Disability clause important part of shareholders’ agreement
A well-drafted shareholders’ agreement should include provisions specifying what will happen in the event of disability, says Toronto business lawyer Anton Katz.
If there are no buyout rights or obligations, then nothing would happen to the ownership of the shares if a shareholder becomes disabled, says Katz, principal of Anton M. Katz Barrister & Solicitor.
“If they are a passive shareholder, it may be fine,” he tells AdvocateDaily.com. “However, if the shareholder is active and unable to perform their duties to the corporation, then a lack of a disability clause is problematic.”
For example, if a corporation is counting on the shareholder to be in the office five days a week and secure five new leads a month, then the modus operandi and value of the corporation is in jeopardy, Katz says.
“The language contained within disability clauses is important because typically shareholders are making different contributions — whether through their labour or financial contributions,” he says. “If a disabled party is no longer able to contribute as they once were, it might be prudent to end the relationship.”
He says disability clauses usually include an option or obligation on the part of the corporation to buy that person’s shares.
“If it’s an option — as the name suggests — the corporation may be financially unable or unwilling for whatever reason to buy them out, in which case they remain a shareholder. While that might be beneficial for the corporation, it may not be ideal for the disabled shareholder because he or she may have a sudden need for cash,” Katz says.
“If it’s an obligation, conversely the corporation must buy out the shareholder, who may receive cash up front with the remaining money doled out over time. While this may be good for the shareholder, it could strain the cash flow of the corporation,” he notes.
A well-drafted shareholders’ agreement will also set out when a shareholder is deemed to be disabled.

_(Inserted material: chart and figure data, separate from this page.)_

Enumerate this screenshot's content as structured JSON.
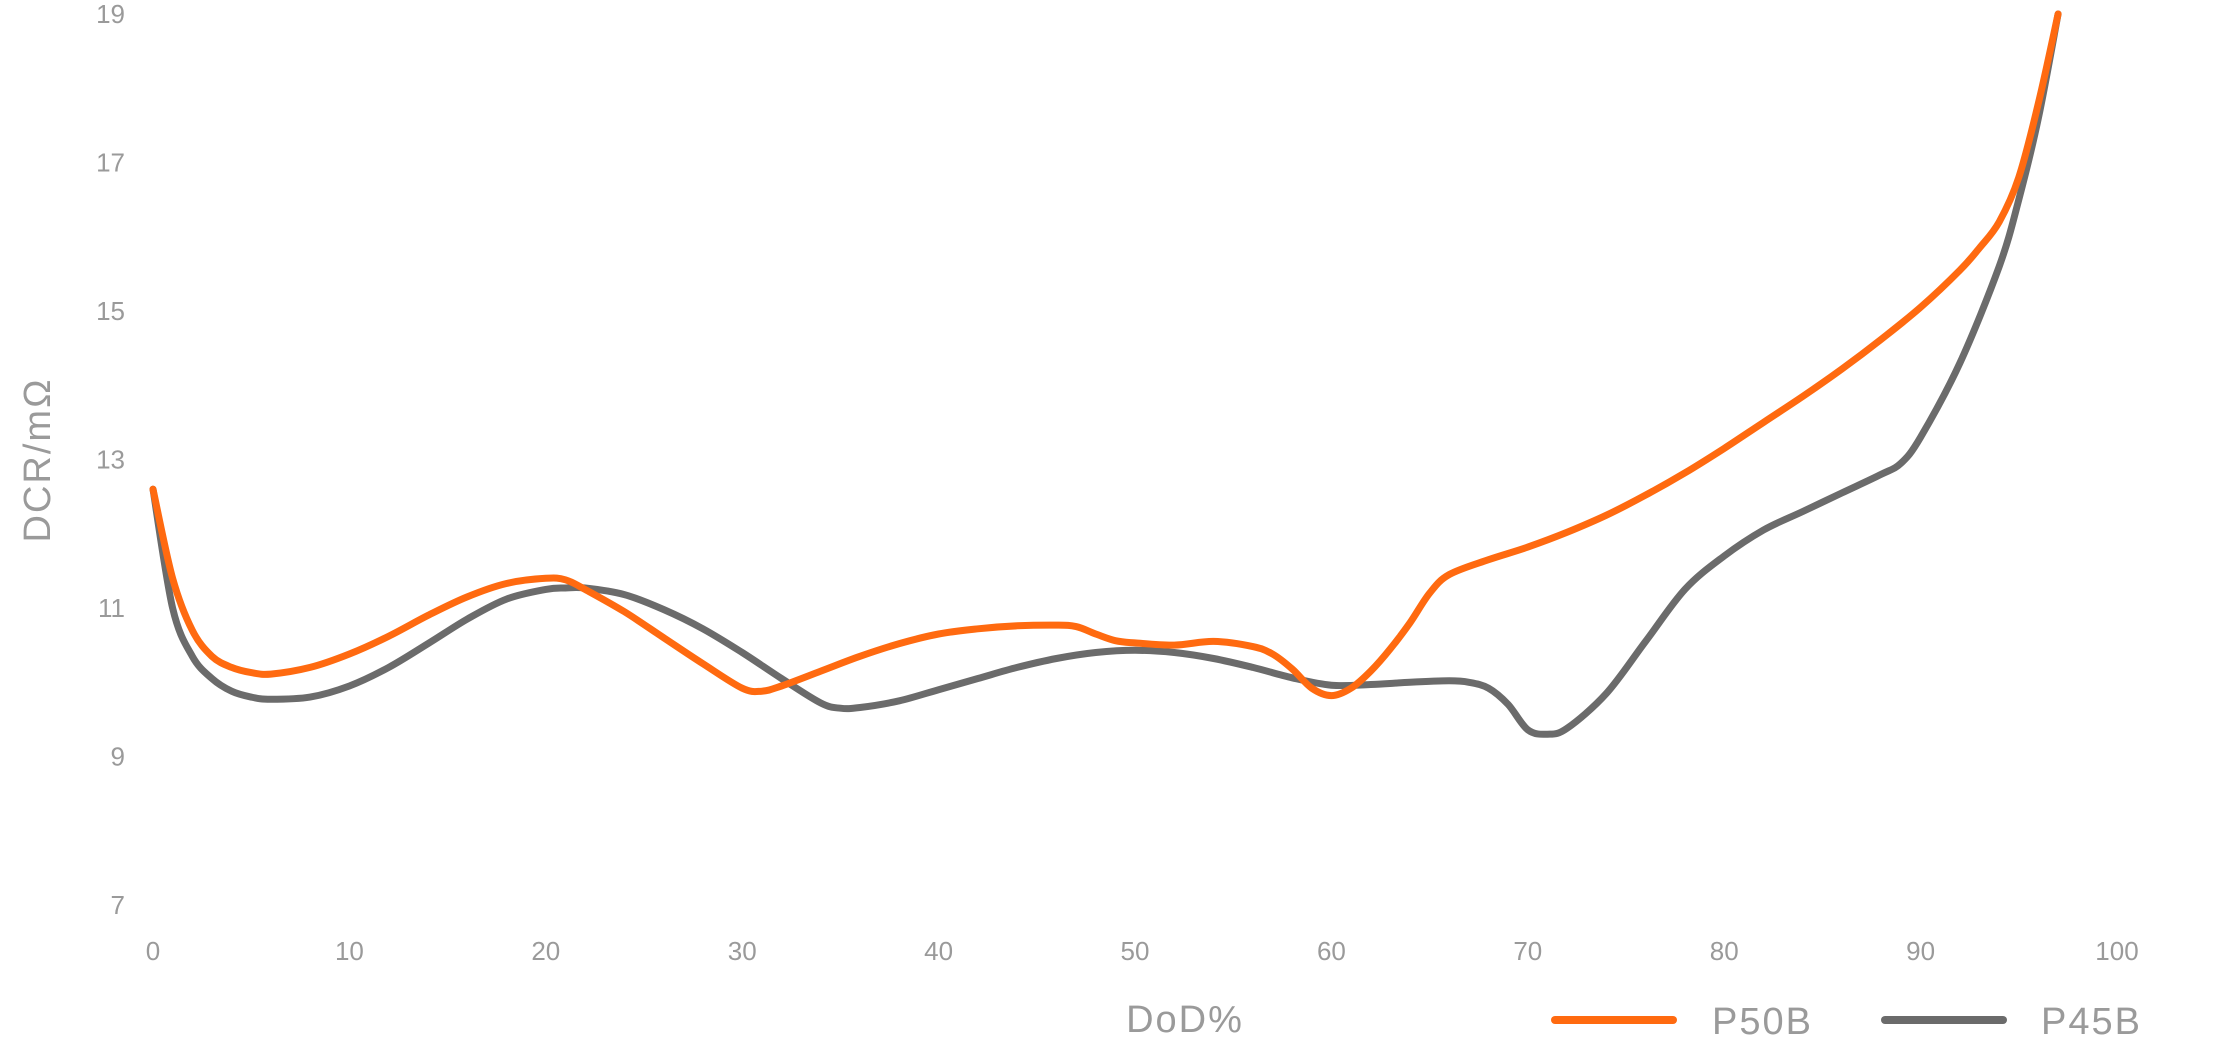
{
  "chart_data": {
    "type": "line",
    "title": "",
    "xlabel": "DoD%",
    "ylabel": "DCR/mΩ",
    "xlim": [
      0,
      100
    ],
    "ylim": [
      7,
      19
    ],
    "x_ticks": [
      0,
      10,
      20,
      30,
      40,
      50,
      60,
      70,
      80,
      90,
      100
    ],
    "y_ticks": [
      7,
      9,
      11,
      13,
      15,
      17,
      19
    ],
    "grid": false,
    "legend": "bottom-right",
    "series": [
      {
        "name": "P50B",
        "color": "#FF6A10",
        "x": [
          0,
          1,
          2,
          3,
          4,
          5,
          6,
          8,
          10,
          12,
          14,
          16,
          18,
          20,
          21,
          22,
          24,
          26,
          28,
          30,
          31,
          32,
          34,
          36,
          38,
          40,
          42,
          44,
          46,
          47,
          48,
          49,
          50,
          52,
          54,
          56,
          57,
          58,
          59,
          60,
          61,
          62,
          63,
          64,
          65,
          66,
          68,
          70,
          72,
          74,
          76,
          78,
          80,
          82,
          84,
          86,
          88,
          90,
          92,
          93,
          94,
          95,
          96,
          97
        ],
        "y": [
          12.6,
          11.4,
          10.7,
          10.35,
          10.2,
          10.13,
          10.11,
          10.2,
          10.38,
          10.62,
          10.9,
          11.15,
          11.33,
          11.4,
          11.38,
          11.25,
          10.95,
          10.6,
          10.25,
          9.92,
          9.88,
          9.95,
          10.15,
          10.35,
          10.52,
          10.65,
          10.72,
          10.76,
          10.77,
          10.75,
          10.65,
          10.56,
          10.53,
          10.5,
          10.55,
          10.48,
          10.38,
          10.18,
          9.92,
          9.82,
          9.92,
          10.15,
          10.45,
          10.8,
          11.2,
          11.45,
          11.65,
          11.82,
          12.02,
          12.25,
          12.52,
          12.82,
          13.15,
          13.5,
          13.85,
          14.22,
          14.62,
          15.05,
          15.55,
          15.85,
          16.2,
          16.8,
          17.8,
          19.0
        ]
      },
      {
        "name": "P45B",
        "color": "#6B6B6B",
        "x": [
          0,
          1,
          2,
          3,
          4,
          5,
          6,
          8,
          10,
          12,
          14,
          16,
          18,
          20,
          21,
          22,
          24,
          26,
          28,
          30,
          32,
          34,
          35,
          36,
          38,
          40,
          42,
          44,
          46,
          48,
          50,
          52,
          54,
          56,
          58,
          60,
          62,
          64,
          66,
          67,
          68,
          69,
          70,
          71,
          72,
          74,
          76,
          78,
          80,
          82,
          84,
          86,
          88,
          89,
          90,
          92,
          94,
          95,
          96,
          97
        ],
        "y": [
          12.6,
          11.0,
          10.35,
          10.05,
          9.88,
          9.8,
          9.77,
          9.8,
          9.95,
          10.2,
          10.52,
          10.85,
          11.12,
          11.25,
          11.27,
          11.27,
          11.18,
          10.98,
          10.72,
          10.4,
          10.05,
          9.72,
          9.65,
          9.66,
          9.75,
          9.9,
          10.05,
          10.2,
          10.32,
          10.4,
          10.43,
          10.4,
          10.32,
          10.2,
          10.06,
          9.96,
          9.97,
          10.0,
          10.02,
          10.0,
          9.92,
          9.7,
          9.36,
          9.3,
          9.38,
          9.85,
          10.55,
          11.25,
          11.7,
          12.05,
          12.3,
          12.55,
          12.8,
          12.95,
          13.3,
          14.3,
          15.6,
          16.5,
          17.6,
          19.0
        ]
      }
    ]
  }
}
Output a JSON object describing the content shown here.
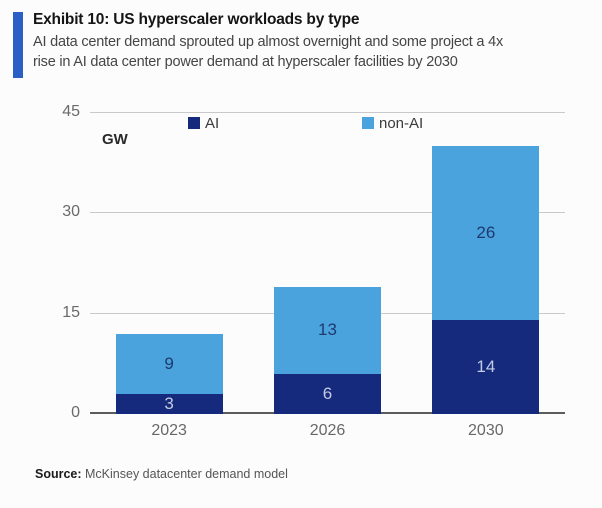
{
  "header": {
    "exhibit_title": "Exhibit 10: US hyperscaler workloads by type",
    "subtitle": "AI data center demand sprouted up almost overnight and some project a 4x rise in AI data center power demand at hyperscaler facilities by 2030"
  },
  "chart_data": {
    "type": "bar",
    "stacked": true,
    "title": "Exhibit 10: US hyperscaler workloads by type",
    "unit_label": "GW",
    "categories": [
      "2023",
      "2026",
      "2030"
    ],
    "series": [
      {
        "name": "AI",
        "values": [
          3,
          6,
          14
        ],
        "color": "#152a7d",
        "label_color": "#c4cbe0"
      },
      {
        "name": "non-AI",
        "values": [
          9,
          13,
          26
        ],
        "color": "#4aa3dc",
        "label_color": "#1e3a70"
      }
    ],
    "totals": [
      12,
      19,
      40
    ],
    "yticks": [
      0,
      15,
      30,
      45
    ],
    "ylim": [
      0,
      45
    ],
    "grid": "horizontal",
    "legend_position": "top"
  },
  "source": {
    "label": "Source:",
    "text": " McKinsey datacenter demand model"
  },
  "colors": {
    "accent_bar": "#2a60c6",
    "ai_bar": "#152a7d",
    "non_ai_bar": "#4aa3dc",
    "gridline": "#c9c9c9",
    "axis_line": "#5c5c5c"
  }
}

“One definition is based on a computation of time. If the shareholder is unable to work six months in a row, for example, he or she would be considered disabled,” Katz says.
Another way of defining disability, he says, is if a medical practitioner determines that the person can no longer devote the time and attention to the affairs of the corporation.
“Some disability clauses will state that for the first six months, for example, the shareholder will continue to receive their regular salary but if they are still disabled after that period of time, then the shares are subject to a purchase — whether it’s an option or an obligation,” Katz says.